Democrats and the Youth Vote
Voters, like other consumers, develop brand loyalties early in life. The World War II generation, which came of age during the New Deal and cast its first votes for FDR and Harry Truman, sustained a Democratic majority for decades.
And today’s youth? Surprise! It turns out it’s a Democratic powerhouse. In the early nineties young voters began shifting rapidly toward the Democratic Party and haven’t looked back since, even after a Republican won the White House in 2000. Today, twenty-somethings lean Democratic by 52%-37%, an astonishing advantage of 15 percentage points. It’s a bigger gap than any other generation currently alive, and it’s already showing up in the voting booth. Last year, not only was turnout was up, but young voters cast their ballots for Democratic congressional candidates by 60% to 38%.
All of this might be no more than a temporary blip if it were caused merely by a combination of George W. Bush’s historically dismal disapproval ratings and dissatisfaction over a grinding, unpopular war in Iraq — both of which will eventually come to an end one way or another. But that’s not what the evidence suggests. After all, the Gen Y movement toward the Democratic Party began in the early 90s, long before either Bush or the Iraq war had taken center stage. What’s more, in a recent New York Times/MTV poll of 17-29 year olds, young people were actually more optimistic about the war in Iraq than the rest of the population. It’s true that they don’t like President Bush much, but the war really isn’t the driving factor.
So what is? The most likely, and ironic, answer is a different war: the culture war that was originally stoked by the Christian Right and then taken up as electoral salvation by Republicans starting in the early nineties. Bush’s chief strategist, Karl Rove, famously believed the Christian Right to be the key to victory in 2000 and 2004, and recent Republican leaders from Newt Gingrich to Tom DeLay have embraced it with open arms.
But young people aren’t buying. Quite the contrary. For the most part, they’re turned off by the sex and gender fundamentalism that animates so much of the modern Republican Party’s social agenda. Polls show that most young voters are OK with abortion remaining legal. They have openly gay friends and are far more comfortable with gay marriage than their elders. They think that legalizing marijuana for personal consumption is common sense, not a sign of moral decay and the breakdown of western civilization.

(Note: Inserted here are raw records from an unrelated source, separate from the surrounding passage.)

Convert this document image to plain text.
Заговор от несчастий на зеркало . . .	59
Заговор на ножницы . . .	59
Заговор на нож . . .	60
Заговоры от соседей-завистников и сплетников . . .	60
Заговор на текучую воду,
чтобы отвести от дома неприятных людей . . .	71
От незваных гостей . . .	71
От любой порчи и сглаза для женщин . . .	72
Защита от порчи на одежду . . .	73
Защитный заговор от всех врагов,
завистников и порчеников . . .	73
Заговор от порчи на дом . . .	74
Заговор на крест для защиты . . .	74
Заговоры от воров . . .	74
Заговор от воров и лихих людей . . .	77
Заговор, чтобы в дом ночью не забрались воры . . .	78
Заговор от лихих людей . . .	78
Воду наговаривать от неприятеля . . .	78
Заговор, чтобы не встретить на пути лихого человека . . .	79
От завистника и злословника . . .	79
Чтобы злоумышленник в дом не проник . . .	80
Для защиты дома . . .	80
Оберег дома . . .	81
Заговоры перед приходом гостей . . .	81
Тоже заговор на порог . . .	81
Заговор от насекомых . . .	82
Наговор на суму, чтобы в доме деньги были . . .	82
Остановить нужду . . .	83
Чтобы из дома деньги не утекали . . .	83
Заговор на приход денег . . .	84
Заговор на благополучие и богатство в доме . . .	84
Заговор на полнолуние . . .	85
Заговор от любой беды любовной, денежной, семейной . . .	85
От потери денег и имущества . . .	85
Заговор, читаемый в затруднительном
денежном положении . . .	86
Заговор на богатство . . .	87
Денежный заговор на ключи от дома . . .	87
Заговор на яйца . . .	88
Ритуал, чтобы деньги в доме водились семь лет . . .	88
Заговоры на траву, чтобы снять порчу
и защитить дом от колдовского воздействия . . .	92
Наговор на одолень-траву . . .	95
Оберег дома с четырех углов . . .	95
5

So when Pat Buchanan declares that there’s “a religious war going on in our country for the soul of America” — as he did in prime time at the 1992 Republican convention — or when Jerry Falwell goes on national television and blames “the abortionists, and the feminists, and the gays and the lesbians” for bringing on 9/11, young voters cringe. And when the Republican Party embraces their agenda, they go off to vote for Democrats.
Over the past 20 years Democrats have found themselves consistently on the wrong side of conservative campaigns based on social wedge issues like these. But although these campaigns have produced short-term gains for the GOP, they seem to have done so only at the expense of long-term ruin. A generation that’s more secular, more sexually at ease, and more tolerant is increasingly casting its lot with the Democratic Party and is increasingly showing up at the polls to prove it. And unlike changes in the voting patterns of independents or soccer moms or other favorites of the political sociologists, this change is likely to be permanent. If Gen Y acts like previous generations, keeping its political loyalties essentially for life, it means that the past 20 years have produced a time bomb: an enormous reservoir of new Democratic voters who are just beginning to flex their electoral muscles. 2008 will be their coming out party.